Dalam waktu beberapa bulan kemudian, pada awal April 1946, diadakan sebuah rapat di sebuah kampung yang berjarak sekitar 20 Km dari Sambas. Rapat dilangsungkan di rumah kediaman Alwi Bakran. Dalam pertemuan itu antara lain dihadiri Raden Muhammad Nurdin, A Latief, M Arief Satok, Ali Saleh serta lima belas orang lainnya. Rapat bertujuan mengadakan "pemberontakan" ditandai dengan menyerbu tangsi militer Belanda.
Namun rencana itu ternyata bocor. Pada 10 April 1946, tentara NICA mengadakan suatu penangkapan terhadap sejumlah tokoh, di antaranya Alwi Bakran, D Miradj, M Arief Satok, Ali Saleh, Munziri A Kadir, Thabrani Ismail, Sjarie Dahlan dan beberapa orang lainnya lagi. Mereka kemudian ditahan dalam penjara dan ditempat¬kan secara terpisah-pisah. Selama dalam tahanan mereka disiksa dipukuli oleh tentara NICA-Belanda. Terlebih-lebih terhadap diri Alwi Bakran, Daeng Zayadi dan M Arief Satok. Sersan Block yang menangani masalah tahanan memerintahkan kepada bawahannya agar para tahanan itu segera ditembak mati di pinggir sungai. Block yang melakukan introgasi menuntut pengakuan para tahanan tentang siapa yang membunuh Jan Rudolf van der Lief atau Dolop dalam suatu insiden beberapa waktu lalu. Tak seorang pun di antara tahanan yang mengakuinya. Akibatnya, siksaan terhadap mereka lebih ditingkatkan lagi.”Imbalan” dari siksaan itulah yang menyebabkan Daeng Zayadi sampai terganggu jiwanya, selain derita yang berkepanjangan.
Melalui mata-mata yang dipergunakan NICA-Belanda, akhirnya mereka mengetahui pusat pergerakan para pemuda Sambas.
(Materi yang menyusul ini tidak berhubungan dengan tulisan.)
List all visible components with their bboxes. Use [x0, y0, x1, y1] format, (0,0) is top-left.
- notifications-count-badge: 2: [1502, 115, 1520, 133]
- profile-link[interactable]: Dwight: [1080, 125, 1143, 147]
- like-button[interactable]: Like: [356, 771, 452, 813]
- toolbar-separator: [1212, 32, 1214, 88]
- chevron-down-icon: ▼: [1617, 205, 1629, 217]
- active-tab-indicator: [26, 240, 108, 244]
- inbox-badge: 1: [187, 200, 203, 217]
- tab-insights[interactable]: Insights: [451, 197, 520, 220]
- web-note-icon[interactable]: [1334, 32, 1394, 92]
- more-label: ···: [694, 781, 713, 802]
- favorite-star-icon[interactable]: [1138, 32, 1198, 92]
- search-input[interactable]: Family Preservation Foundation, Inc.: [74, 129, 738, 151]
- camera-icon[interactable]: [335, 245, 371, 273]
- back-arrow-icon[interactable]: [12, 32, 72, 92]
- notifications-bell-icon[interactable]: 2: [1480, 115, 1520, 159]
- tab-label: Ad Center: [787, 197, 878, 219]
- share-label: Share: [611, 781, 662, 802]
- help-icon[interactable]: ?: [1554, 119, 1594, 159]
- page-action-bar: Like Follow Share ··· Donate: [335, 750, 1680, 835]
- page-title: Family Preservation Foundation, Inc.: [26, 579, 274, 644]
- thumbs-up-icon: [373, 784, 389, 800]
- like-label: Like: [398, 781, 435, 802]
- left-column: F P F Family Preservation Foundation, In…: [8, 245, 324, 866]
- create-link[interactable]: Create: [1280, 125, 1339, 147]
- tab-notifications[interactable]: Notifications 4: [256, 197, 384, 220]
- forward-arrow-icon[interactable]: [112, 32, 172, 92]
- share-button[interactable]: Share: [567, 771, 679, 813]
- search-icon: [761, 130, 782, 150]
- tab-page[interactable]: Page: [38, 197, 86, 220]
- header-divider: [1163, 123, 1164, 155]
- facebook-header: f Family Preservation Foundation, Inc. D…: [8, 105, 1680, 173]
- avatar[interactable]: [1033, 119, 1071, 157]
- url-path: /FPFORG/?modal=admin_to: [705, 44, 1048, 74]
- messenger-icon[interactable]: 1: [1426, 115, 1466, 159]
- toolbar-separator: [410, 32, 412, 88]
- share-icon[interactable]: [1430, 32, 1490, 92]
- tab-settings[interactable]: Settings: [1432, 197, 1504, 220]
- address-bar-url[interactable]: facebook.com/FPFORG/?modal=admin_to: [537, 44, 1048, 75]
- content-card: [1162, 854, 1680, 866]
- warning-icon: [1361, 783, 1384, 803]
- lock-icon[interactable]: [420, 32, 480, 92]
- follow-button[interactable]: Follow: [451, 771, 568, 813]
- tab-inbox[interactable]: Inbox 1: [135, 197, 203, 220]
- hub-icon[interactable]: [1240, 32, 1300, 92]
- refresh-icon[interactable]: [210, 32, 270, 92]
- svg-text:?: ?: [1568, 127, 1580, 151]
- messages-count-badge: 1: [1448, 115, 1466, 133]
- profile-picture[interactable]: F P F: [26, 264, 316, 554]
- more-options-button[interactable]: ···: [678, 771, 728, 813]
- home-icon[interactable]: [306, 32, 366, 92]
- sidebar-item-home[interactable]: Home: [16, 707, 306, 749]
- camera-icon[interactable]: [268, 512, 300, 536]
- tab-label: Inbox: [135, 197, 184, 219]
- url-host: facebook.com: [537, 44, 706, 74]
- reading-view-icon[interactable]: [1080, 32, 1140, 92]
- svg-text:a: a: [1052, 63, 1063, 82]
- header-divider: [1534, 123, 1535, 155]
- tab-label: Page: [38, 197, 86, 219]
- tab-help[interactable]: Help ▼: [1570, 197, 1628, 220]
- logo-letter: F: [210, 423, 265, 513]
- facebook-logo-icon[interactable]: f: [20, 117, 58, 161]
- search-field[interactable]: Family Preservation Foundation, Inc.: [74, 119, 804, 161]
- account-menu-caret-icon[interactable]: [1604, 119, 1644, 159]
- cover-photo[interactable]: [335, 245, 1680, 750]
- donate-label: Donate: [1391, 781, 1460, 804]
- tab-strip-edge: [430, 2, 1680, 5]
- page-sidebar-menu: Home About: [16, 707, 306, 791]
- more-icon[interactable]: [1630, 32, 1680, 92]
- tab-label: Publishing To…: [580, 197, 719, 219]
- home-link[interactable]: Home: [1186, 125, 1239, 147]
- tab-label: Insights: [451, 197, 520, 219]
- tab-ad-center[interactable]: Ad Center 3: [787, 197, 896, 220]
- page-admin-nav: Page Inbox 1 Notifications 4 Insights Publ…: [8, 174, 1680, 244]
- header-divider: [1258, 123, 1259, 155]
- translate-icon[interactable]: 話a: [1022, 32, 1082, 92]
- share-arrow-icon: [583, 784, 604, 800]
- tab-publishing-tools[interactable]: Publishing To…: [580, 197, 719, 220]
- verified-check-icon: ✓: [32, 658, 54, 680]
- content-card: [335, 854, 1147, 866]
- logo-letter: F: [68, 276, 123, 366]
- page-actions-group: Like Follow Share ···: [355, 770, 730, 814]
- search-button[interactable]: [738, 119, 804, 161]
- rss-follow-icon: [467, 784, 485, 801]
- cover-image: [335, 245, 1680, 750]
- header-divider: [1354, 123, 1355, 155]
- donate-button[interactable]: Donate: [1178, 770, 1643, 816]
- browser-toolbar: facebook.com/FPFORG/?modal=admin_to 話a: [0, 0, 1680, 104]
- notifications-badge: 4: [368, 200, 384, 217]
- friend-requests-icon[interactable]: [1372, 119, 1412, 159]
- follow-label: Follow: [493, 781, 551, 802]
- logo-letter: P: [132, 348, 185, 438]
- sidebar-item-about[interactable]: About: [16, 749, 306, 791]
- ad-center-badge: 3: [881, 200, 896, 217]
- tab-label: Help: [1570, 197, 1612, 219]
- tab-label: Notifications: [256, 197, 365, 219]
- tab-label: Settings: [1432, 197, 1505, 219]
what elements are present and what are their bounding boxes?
Pada 14 Mei 1946, tentara NICA melakukan penyerbuan tempat pertahanan para pemuda, sehingga Misawa, seorang mantan Tentara Jepang yang bersimpati dan kemudian menggabungkan diri dengan para pemuda Sambas, tewas tertembak mati. Para pemuda di bawah komando Dolah, berhasil menyelamatkan diri dengan menyusup ke dalam semak belukar. Namun demikian, beberapa orang lainnya berhasil tertangkap, di antaranya Yusuf Amin, Imbong dan Jaret.
Adapun mereka yang ditangkap terdahulu, seperti Ali Saleh, Muhammad Syahri, Uray Abdul Rachman, Jusin, Soni, Munzili Nawawi dan A Samad Mustafa telah "dikirim" ke Penjara Cipinang, Jakarta. Selanjutnya pada 12 Oktober 1946, pimpinan Gerindom, M Arief Satok ditangkap kembali untuk keduakalinya. Ia langsung diperiksa oleh Kapten Ven der Schoors yang bertindak selaku Controleur Sambas.
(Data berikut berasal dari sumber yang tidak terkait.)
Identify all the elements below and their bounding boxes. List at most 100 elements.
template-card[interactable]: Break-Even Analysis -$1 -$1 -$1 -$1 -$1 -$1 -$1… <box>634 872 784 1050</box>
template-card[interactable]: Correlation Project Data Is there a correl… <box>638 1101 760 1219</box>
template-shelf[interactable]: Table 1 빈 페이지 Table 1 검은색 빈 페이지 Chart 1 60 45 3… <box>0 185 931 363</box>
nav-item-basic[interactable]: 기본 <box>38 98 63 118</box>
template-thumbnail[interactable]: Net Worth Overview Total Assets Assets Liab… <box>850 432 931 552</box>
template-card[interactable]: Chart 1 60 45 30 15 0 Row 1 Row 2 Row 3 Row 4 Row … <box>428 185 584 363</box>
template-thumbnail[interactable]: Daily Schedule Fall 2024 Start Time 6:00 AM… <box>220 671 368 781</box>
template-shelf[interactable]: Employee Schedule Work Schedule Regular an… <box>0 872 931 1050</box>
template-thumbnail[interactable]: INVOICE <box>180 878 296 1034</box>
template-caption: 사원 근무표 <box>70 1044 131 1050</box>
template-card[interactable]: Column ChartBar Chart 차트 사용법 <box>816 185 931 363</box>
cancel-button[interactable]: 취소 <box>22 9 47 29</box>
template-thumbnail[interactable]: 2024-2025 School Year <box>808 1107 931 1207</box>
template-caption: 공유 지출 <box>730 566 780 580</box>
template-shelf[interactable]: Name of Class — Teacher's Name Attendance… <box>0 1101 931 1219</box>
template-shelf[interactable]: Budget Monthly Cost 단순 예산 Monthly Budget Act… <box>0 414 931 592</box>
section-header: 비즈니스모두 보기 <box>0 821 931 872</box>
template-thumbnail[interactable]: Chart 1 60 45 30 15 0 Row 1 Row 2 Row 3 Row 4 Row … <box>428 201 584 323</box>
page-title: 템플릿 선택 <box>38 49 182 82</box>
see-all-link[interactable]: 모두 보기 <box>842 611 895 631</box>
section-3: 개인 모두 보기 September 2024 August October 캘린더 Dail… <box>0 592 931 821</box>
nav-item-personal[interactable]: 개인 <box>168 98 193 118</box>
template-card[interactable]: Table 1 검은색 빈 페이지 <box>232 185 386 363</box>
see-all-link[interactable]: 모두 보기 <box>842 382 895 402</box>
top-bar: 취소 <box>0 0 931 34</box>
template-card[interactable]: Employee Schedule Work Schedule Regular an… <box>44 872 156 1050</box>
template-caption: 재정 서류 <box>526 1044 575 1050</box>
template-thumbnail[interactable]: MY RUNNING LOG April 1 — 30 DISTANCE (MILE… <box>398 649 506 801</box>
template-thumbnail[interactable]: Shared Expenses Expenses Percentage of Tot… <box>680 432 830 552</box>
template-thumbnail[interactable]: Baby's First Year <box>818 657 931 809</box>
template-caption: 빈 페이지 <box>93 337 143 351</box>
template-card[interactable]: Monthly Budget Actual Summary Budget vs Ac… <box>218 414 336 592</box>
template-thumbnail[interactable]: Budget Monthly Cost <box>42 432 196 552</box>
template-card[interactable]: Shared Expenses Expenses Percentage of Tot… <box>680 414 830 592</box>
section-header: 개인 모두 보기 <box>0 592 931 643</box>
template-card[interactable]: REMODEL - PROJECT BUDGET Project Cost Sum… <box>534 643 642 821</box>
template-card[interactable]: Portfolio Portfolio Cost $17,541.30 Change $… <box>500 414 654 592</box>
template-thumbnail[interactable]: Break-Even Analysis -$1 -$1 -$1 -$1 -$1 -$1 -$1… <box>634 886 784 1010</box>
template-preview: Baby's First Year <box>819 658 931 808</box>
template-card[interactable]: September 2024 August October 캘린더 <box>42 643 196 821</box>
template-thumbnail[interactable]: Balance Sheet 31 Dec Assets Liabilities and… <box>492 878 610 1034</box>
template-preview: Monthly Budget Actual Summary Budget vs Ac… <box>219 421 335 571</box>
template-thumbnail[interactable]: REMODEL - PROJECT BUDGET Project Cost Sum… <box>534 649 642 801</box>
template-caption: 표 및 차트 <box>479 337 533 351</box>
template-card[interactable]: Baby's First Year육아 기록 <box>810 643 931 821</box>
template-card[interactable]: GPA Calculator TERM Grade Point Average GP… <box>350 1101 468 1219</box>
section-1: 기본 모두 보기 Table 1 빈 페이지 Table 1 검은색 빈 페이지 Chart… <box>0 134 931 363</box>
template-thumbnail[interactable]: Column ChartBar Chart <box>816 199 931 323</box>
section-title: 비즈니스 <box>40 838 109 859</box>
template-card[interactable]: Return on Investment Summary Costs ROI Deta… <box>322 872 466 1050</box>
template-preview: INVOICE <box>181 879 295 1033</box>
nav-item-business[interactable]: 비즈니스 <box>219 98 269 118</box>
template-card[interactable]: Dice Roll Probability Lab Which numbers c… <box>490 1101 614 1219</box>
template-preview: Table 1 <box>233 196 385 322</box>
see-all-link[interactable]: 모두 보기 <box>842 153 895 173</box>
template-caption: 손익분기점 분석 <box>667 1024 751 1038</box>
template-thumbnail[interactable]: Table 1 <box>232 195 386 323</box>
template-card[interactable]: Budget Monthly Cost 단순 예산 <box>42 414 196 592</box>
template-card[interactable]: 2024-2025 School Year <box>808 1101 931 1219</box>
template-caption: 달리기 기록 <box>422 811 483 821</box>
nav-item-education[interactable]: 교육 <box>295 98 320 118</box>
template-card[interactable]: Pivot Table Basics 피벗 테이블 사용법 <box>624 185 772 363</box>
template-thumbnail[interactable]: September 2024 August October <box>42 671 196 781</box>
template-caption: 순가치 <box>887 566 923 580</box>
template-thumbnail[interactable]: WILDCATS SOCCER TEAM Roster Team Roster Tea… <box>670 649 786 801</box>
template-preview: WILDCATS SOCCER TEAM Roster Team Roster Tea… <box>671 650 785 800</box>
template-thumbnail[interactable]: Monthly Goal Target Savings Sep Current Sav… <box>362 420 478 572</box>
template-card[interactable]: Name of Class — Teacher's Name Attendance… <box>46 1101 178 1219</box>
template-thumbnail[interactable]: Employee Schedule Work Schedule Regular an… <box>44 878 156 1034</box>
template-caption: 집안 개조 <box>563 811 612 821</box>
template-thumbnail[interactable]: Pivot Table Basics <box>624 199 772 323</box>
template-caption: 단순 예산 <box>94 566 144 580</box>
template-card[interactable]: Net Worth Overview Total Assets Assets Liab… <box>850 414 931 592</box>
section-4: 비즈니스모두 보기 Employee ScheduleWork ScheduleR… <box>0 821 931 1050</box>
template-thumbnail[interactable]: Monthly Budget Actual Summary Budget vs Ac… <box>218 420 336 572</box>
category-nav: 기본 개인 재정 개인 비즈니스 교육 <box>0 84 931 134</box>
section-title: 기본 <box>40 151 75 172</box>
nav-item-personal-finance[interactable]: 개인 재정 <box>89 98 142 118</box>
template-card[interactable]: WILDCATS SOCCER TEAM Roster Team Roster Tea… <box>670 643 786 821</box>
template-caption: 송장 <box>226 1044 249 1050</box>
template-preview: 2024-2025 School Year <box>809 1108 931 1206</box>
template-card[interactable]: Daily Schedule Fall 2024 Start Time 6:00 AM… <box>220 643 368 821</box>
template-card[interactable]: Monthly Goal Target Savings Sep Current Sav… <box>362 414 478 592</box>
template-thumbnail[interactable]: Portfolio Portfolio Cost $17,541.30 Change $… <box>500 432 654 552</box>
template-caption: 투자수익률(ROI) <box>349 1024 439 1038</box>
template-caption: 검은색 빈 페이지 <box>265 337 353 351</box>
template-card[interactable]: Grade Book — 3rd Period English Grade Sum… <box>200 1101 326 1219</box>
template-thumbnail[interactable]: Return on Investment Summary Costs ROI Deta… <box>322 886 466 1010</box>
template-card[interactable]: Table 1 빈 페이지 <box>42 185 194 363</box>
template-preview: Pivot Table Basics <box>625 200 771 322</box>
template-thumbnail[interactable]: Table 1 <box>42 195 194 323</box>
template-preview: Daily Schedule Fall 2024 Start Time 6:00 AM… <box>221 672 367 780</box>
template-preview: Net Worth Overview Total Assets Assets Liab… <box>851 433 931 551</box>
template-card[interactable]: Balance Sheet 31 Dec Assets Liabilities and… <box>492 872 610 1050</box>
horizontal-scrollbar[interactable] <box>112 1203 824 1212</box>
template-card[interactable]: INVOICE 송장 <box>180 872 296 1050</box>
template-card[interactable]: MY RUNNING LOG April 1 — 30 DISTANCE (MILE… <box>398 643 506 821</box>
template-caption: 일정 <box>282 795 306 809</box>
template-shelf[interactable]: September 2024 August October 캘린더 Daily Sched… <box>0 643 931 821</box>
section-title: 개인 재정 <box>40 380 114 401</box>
Pada 11 November 1946, berdirilah sebuah organisasi baru dengan nama "Persatuan Muslimin Indonesia" disingkat Permi. Organisasi politik ini diketuai HM Siradj Sood dengan sekretarisnya Fahri Satok. Beberapa orang pengurus lainnya di antaranya Tan Mohamad Saleh, Naim A Razak, Raden Maryam dan Raden Amalia. Dua nama terakhir adalah putri dari sultan Kesultanan Sambas.
Sementara itu, penangkapan oleh tentara NICA-Belanda bukan hanya terjadi di Sambas. Penangkapan sejak meletusnya demonstrasi massal pada 27 Oktober 1945 terus berlanjut hingga ke Pemangkat dan Singkawang. Di Desa Semparuk, Pemangkat, para pemuda seperti Gazali Busri, Aminuddin, A Rani, Sairi dan lainnya mengadakan suatu perundingan. Dalam waktu singkat, mereka berhasil menghimpun pemuda lainnya untuk mengintai kembalinya Tentara NICA ke Pemangkat. Mereka merencanakan untuk melakukan sebuah sabotase di jalanan. Hingga waktu yang telah dimatangkan, konvoi tenrara NICA yang diintai belum juga muncul.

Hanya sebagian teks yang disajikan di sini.